A inovação busca ser uma reposta ao desafio do aquecimento global de duas maneiras simultâneas: por um lado é uma nova destinação funcional a um resíduo gerado em grande escala, por outro, entra para o rol de soluções de baixo carbono para a indústria da construção civil, responsável por 37% das emissões de CO2 relacionadas à energia e aos processos em 2021 conforme relatório do Programa das Nações Unidas para o Meio Ambiente (Pnuma).
O potencial do concreto a partir da cana-de-açúcar
De acordo com os pesquisadores, o uso generalizado do Sugarcrete poderia resultar em uma economia de até 1,08 bilhão de toneladas de CO2, o que equivale a 3% da produção anual de gás carbônico. Além disso, o concreto a partir da cana-de-açúcar possui de 15% a 20% da pegada de carbono do concreto convencional, tornando-o uma opção mais sustentável, além de ser cinco vezes mais leve e ter um custo de produção reduzido.
Os pesquisadores londrinos afirmam que o cultivo da cana-de-açúcar oferece um dos meios mais eficientes de conversão de CO2 em biomassa disponíveis atualmente, superando em até 50 vezes a eficiência da silvicultura. Essa constatação é corroborada por outros estudos como o levantamento conduzido pela Agroicone, Unicamp e Embrapa Meio Ambiente, que demonstrou o papel importante da cana-de-açúcar na captura de carbono atmosférico ao longo das últimas duas décadas no Brasil.
Além disso, os criadores do Sugarcrete afirmam que, com apenas 30% da produção global de bagaço de cana-de-açúcar, seria possível substituir a indústria tradicional de tijolos e concreto. Este projeto desafia a noção comum de que biomateriais têm desempenho estrutural inferior, oferecendo uma alternativa sustentável com força estrutural suficiente para ser autoportante.
Cana que constrói
O Sugarcrete foi desenvolvido por meio de prototipagem avançada utilizando modelagem digital e fabricação robótica. Este material oferece propriedades mecânicas, acústicas, de resistência ao fogo e térmicas de alta qualidade, sendo submetido a testes rigorosos de acordo com os padrões da indústria.
O processo de produção do concreto a partir da cana-de-açúcar, conforme explicado pelos pesquisadores, é relativamente simples e segue uma abordagem semelhante à fabricação convencional de blocos de concreto. Inclui etapas de mistura, moldagem e secagem/cura dos materiais.
No entanto, como acontece com outros materiais de construção, desafios na produção em larga escala surgem devido à variabilidade na matéria-prima bruta, incluindo diferenças no teor de umidade, tamanho de partículas e presença de impurezas indesejadas.
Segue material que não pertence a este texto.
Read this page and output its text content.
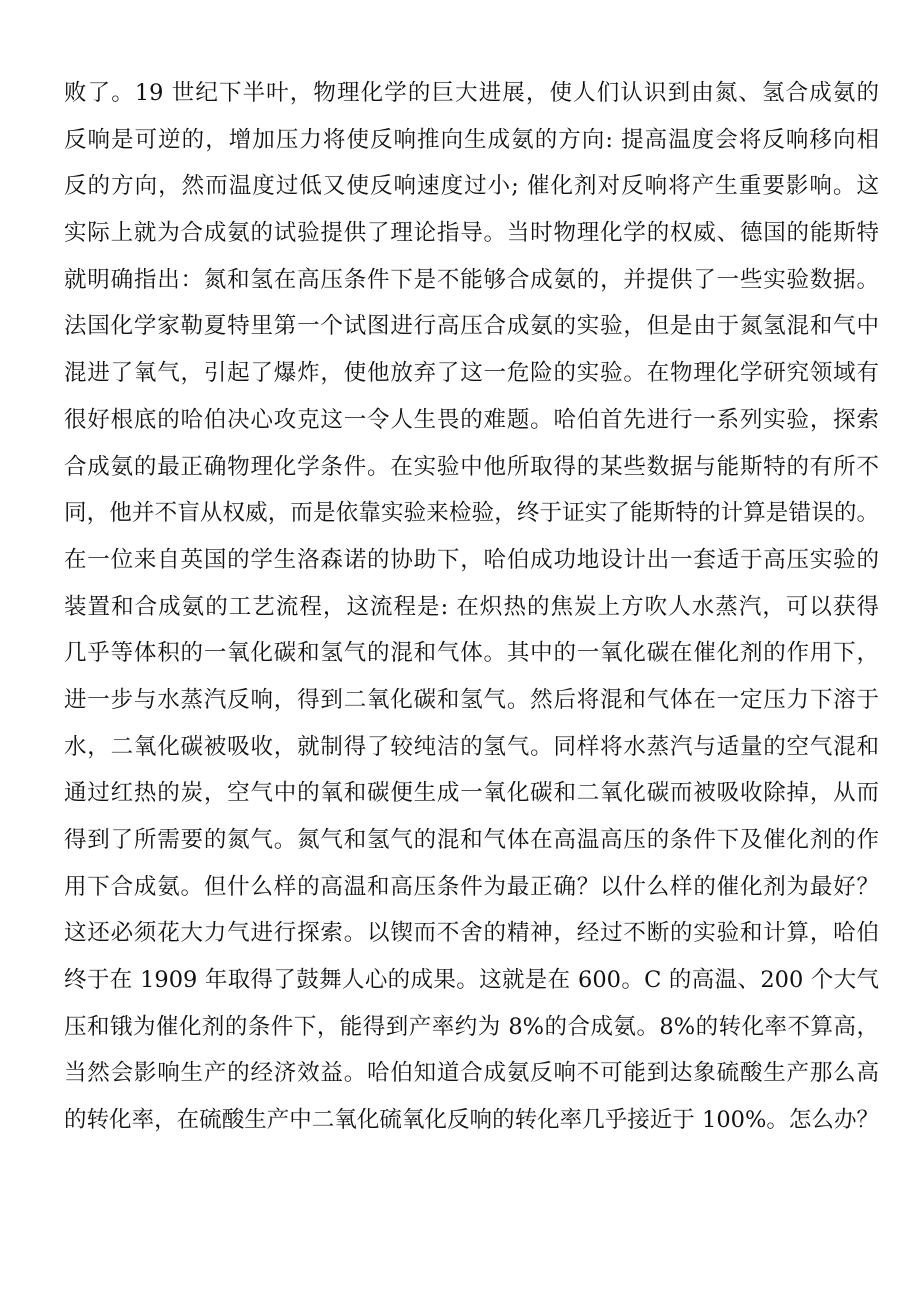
败了。19 世纪下半叶，物理化学的巨大进展，使人们认识到由氮、氢合成氨的
反响是可逆的，增加压力将使反响推向生成氨的方向: 提高温度会将反响移向相
反的方向，然而温度过低又使反响速度过小; 催化剂对反响将产生重要影响。这
实际上就为合成氨的试验提供了理论指导。当时物理化学的权威、德国的能斯特
就明确指出：氮和氢在高压条件下是不能够合成氨的，并提供了一些实验数据。
法国化学家勒夏特里第一个试图进行高压合成氨的实验，但是由于氮氢混和气中
混进了氧气，引起了爆炸，使他放弃了这一危险的实验。在物理化学研究领域有
很好根底的哈伯决心攻克这一令人生畏的难题。哈伯首先进行一系列实验，探索
合成氨的最正确物理化学条件。在实验中他所取得的某些数据与能斯特的有所不
同，他并不盲从权威，而是依靠实验来检验，终于证实了能斯特的计算是错误的。
在一位来自英国的学生洛森诺的协助下，哈伯成功地设计出一套适于高压实验的
装置和合成氨的工艺流程，这流程是: 在炽热的焦炭上方吹人水蒸汽，可以获得
几乎等体积的一氧化碳和氢气的混和气体。其中的一氧化碳在催化剂的作用下，
进一步与水蒸汽反响，得到二氧化碳和氢气。然后将混和气体在一定压力下溶于
水，二氧化碳被吸收，就制得了较纯洁的氢气。同样将水蒸汽与适量的空气混和
通过红热的炭，空气中的氧和碳便生成一氧化碳和二氧化碳而被吸收除掉，从而
得到了所需要的氮气。氮气和氢气的混和气体在高温高压的条件下及催化剂的作
用下合成氨。但什么样的高温和高压条件为最正确？以什么样的催化剂为最好？
这还必须花大力气进行探索。以锲而不舍的精神，经过不断的实验和计算，哈伯
终于在 1909 年取得了鼓舞人心的成果。这就是在 600。C 的高温、200 个大气
压和锇为催化剂的条件下，能得到产率约为 8%的合成氨。8%的转化率不算高，
当然会影响生产的经济效益。哈伯知道合成氨反响不可能到达象硫酸生产那么高
的转化率，在硫酸生产中二氧化硫氧化反响的转化率几乎接近于 100%。怎么办？
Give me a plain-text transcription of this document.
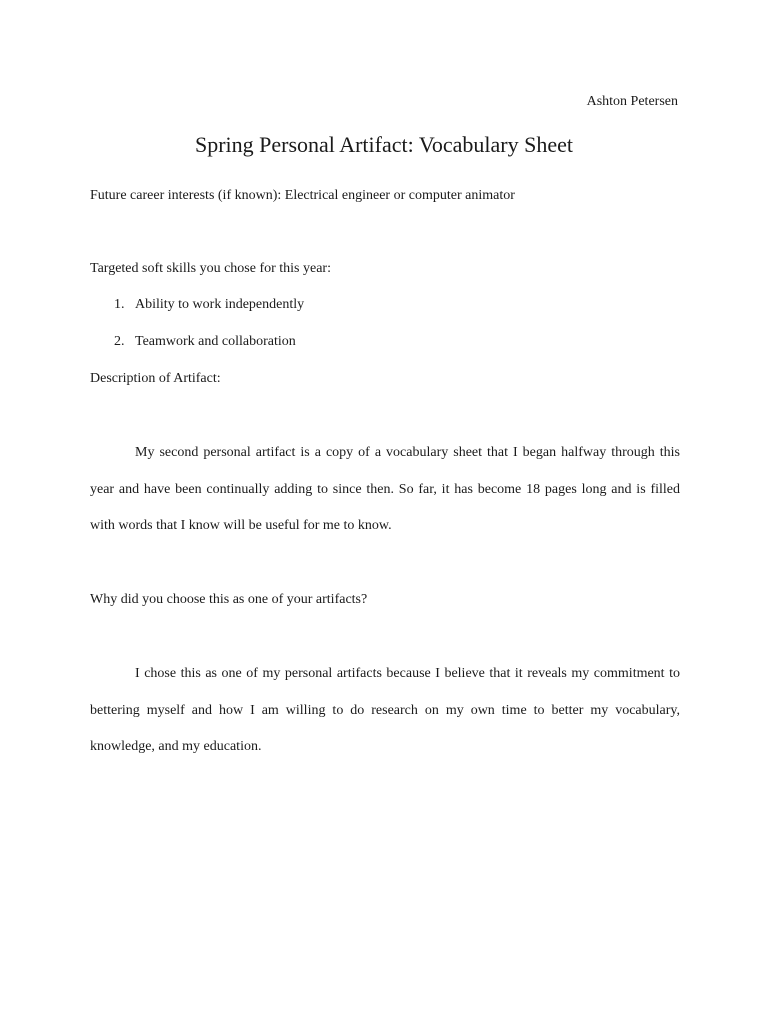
Ashton Petersen
Spring Personal Artifact: Vocabulary Sheet
Future career interests (if known): Electrical engineer or computer animator
Targeted soft skills you chose for this year:
1. Ability to work independently
2. Teamwork and collaboration
Description of Artifact:

My second personal artifact is a copy of a vocabulary sheet that I began halfway through this year and have been continually adding to since then. So far, it has become 18 pages long and is filled with words that I know will be useful for me to know.

Why did you choose this as one of your artifacts?

I chose this as one of my personal artifacts because I believe that it reveals my commitment to bettering myself and how I am willing to do research on my own time to better my vocabulary, knowledge, and my education.
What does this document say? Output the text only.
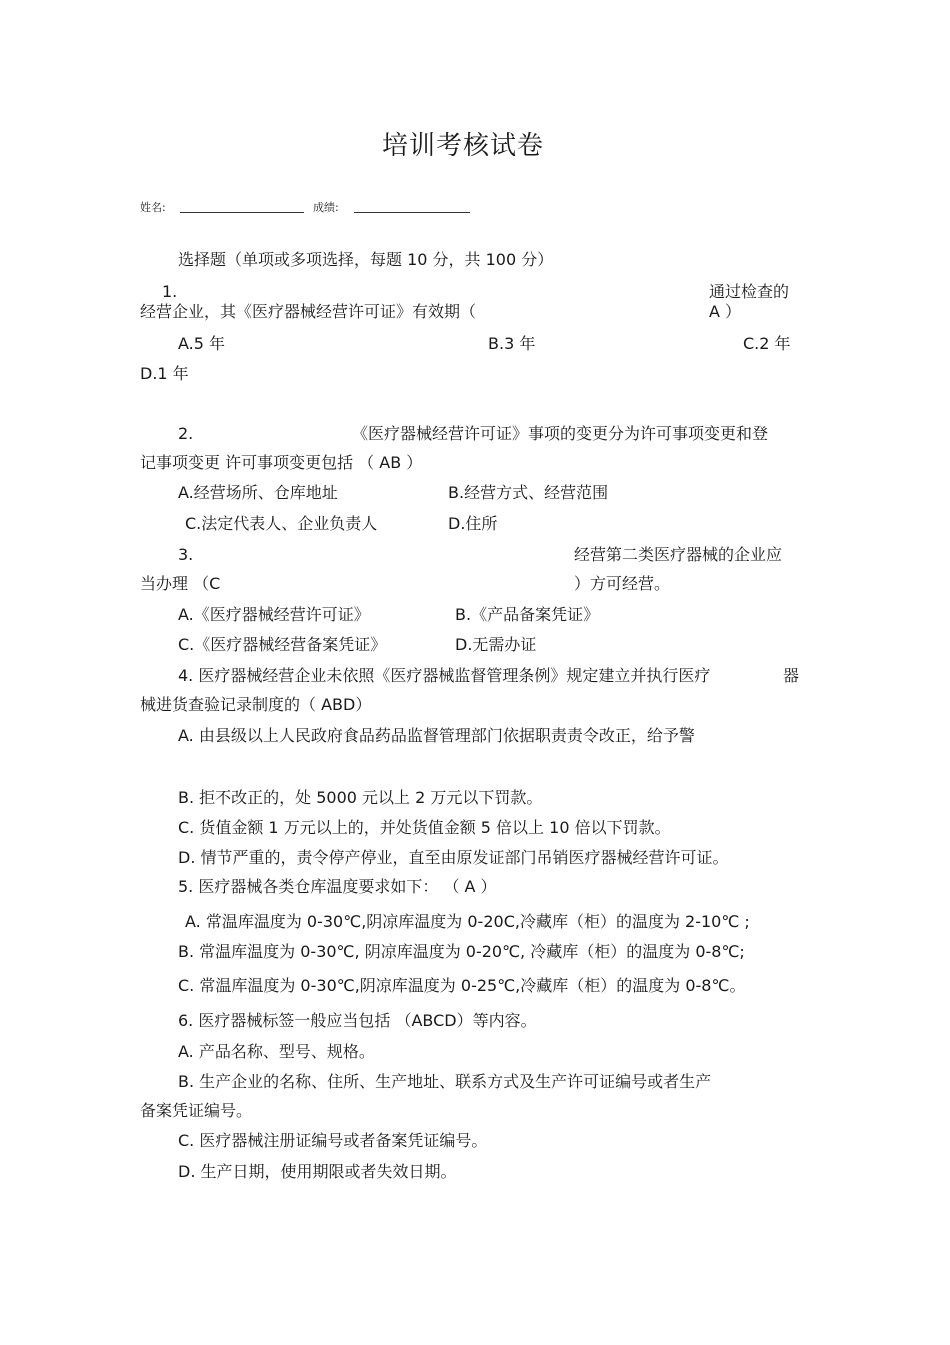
培训考核试卷
姓名:	成绩:
选择题（单项或多项选择，每题 10 分，共 100 分）
1.	通过检查的
经营企业，其《医疗器械经营许可证》有效期（	A ）
A.5 年	B.3 年	C.2 年
D.1 年
2.	《医疗器械经营许可证》事项的变更分为许可事项变更和登
记事项变更 许可事项变更包括 （ AB ）
A.经营场所、仓库地址	B.经营方式、经营范围
C.法定代表人、企业负责人	D.住所
3.	经营第二类医疗器械的企业应
当办理 （C	）方可经营。
A.《医疗器械经营许可证》	B.《产品备案凭证》
C.《医疗器械经营备案凭证》	D.无需办证
4. 医疗器械经营企业未依照《医疗器械监督管理条例》规定建立并执行医疗	器
械进货查验记录制度的（ ABD）
A. 由县级以上人民政府食品药品监督管理部门依据职责责令改正，给予警
B. 拒不改正的，处 5000 元以上 2 万元以下罚款。
C. 货值金额 1 万元以上的，并处货值金额 5 倍以上 10 倍以下罚款。
D. 情节严重的，责令停产停业，直至由原发证部门吊销医疗器械经营许可证。
5. 医疗器械各类仓库温度要求如下： （ A ）
A. 常温库温度为 0-30℃,阴凉库温度为 0-20C,冷藏库（柜）的温度为 2-10℃ ;
B. 常温库温度为 0-30℃, 阴凉库温度为 0-20℃, 冷藏库（柜）的温度为 0-8℃;
C. 常温库温度为 0-30℃,阴凉库温度为 0-25℃,冷藏库（柜）的温度为 0-8℃。
6. 医疗器械标签一般应当包括 （ABCD）等内容。
A. 产品名称、型号、规格。
B. 生产企业的名称、住所、生产地址、联系方式及生产许可证编号或者生产
备案凭证编号。
C. 医疗器械注册证编号或者备案凭证编号。
D. 生产日期，使用期限或者失效日期。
Contudo, o estudo concluiu que o concreto a partir da cana-de-açúcar é versátil e pode ser aplicado em diversas áreas da construção, incluindo painéis de isolamento, blocos de suporte de carga, pisos estruturais e lajes de telhado. A equipe de desenvolvimento também explorou novas possibilidades para a aplicação do produto desenvolvido, incorporando o conceito de geometrias entrelaçadas.
Esse conceito foi empregado para criar as ‘’Lajes Sugarcrete’’, um tipo de piso composto desmontável e reutilizável. Essas lajes fazem parte de uma série de protótipos destinados a desenvolver soluções inovadoras de construção, podendo ser implementadas, desmontadas ou estendidas em estruturas novas e existentes.
Expandindo horizontes
Os pesquisadores destacam ainda que a reciclagem do bagaço da cana-de-açúcar pode contribuir para o desenvolvimento de soluções de construção sustentáveis e economicamente acessíveis, especialmente em comunidades produtoras de açúcar. A equipe do projeto está atualmente identificando regiões no sul global que possuem produção de açúcar, com o objetivo de testar o Sugarcrete em parceria com organizações não governamentais locais.
A pesquisa sobre o Sugarcrete foi intencionalmente divulgada sem patente, com o objetivo de incentivar produtores locais a adotarem o material e reduzirem o uso de cimento. Eles enfatizam que o cerne da pesquisa é desenvolver tecnologia e métodos de produção que utilizem os bio-resíduos de cana-de-açúcar de forma adaptada ao contexto local, promovendo assim a sustentabilidade e o desenvolvimento comunitário.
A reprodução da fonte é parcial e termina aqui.